王夫人猛的坐起身,瞪大了眼,“以前怎么不听你提过?他们家染得,我们怎么就染不得了?姓莫的才几岁,毛还没脱,技术就好到这程度了?”
王掌柜耷拉了肩膀,重重的叹了口气,对子容再看不顺眼,这点真没办法否认,“是比我们家那些师傅强多去了。”
王夫人对着窗往染坊的方向呸了一口,“一群只知道吃,做不了事的蠢货。难道这么多家的布,子容一个人染不成?我还不信了,没他不行。”
一语点醒了梦中人,王掌柜手里的蒲扇往腿上一拍,“有了。”
王夫人被他突然的一声吼吓了一跳,拍着胸口,“叫魂啊?什么有了?
“有染布的人了。”王掌柜偏着头,细想着这事有分成可行度。
“什么有染布的人了?你这话别说一半,留一半的,能急得死人。”王夫人看他的神情,猜到是有主意了,也来了精神。

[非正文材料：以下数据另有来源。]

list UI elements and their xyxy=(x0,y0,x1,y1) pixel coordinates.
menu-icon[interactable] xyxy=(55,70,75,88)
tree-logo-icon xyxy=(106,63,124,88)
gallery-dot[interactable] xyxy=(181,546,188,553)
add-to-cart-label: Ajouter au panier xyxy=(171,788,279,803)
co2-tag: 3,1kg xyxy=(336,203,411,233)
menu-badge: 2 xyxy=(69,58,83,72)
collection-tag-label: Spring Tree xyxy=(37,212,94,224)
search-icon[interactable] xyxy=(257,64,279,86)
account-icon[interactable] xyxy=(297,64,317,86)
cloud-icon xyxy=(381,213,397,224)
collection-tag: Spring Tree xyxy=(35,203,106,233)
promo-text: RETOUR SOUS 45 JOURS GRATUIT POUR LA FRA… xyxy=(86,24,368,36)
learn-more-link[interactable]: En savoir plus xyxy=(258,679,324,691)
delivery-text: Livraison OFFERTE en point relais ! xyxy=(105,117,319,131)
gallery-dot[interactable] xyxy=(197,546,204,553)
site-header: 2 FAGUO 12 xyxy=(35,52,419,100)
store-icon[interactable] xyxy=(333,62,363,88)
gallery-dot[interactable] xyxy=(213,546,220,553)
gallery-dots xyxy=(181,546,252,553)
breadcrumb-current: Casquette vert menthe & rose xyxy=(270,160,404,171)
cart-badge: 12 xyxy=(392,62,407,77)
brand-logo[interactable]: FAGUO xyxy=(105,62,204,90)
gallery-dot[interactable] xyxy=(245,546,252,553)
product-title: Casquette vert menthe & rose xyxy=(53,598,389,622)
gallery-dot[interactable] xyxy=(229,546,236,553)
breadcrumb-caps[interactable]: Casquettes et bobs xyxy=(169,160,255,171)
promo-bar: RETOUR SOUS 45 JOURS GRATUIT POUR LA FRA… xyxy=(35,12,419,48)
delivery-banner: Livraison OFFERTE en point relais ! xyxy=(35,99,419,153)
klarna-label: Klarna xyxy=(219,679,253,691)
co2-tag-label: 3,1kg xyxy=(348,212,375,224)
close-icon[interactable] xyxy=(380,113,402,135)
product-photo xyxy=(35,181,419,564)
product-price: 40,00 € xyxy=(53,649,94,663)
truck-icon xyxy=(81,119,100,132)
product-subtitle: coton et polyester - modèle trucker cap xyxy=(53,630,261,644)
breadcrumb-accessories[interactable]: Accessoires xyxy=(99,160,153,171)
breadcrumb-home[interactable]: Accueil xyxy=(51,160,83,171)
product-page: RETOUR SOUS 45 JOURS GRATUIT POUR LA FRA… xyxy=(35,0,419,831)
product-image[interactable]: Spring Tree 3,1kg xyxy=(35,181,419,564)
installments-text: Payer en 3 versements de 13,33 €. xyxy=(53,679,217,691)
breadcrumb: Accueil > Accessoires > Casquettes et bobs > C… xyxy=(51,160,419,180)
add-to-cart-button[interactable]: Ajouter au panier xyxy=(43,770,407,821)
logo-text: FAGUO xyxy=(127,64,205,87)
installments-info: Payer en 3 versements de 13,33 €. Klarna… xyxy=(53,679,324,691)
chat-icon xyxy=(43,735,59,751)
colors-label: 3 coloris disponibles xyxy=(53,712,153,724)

王掌柜又向王夫人坐近了些,压低了声音,“听说这次各染坊的接过的布,全由子容派出来的人跟着染,这么说来,会染这布的就不会是子容一个人。”
王夫人赫然明白了什么,吸了口气,“你是说 … …”看王掌柜眼里闪着兴奋点了点头,想了想,摇头道:“如果是程根,你想也别想,那程根跑了娘,死了爹,可是跟着他们家大的,又是个死脑筋,能过来跟你?”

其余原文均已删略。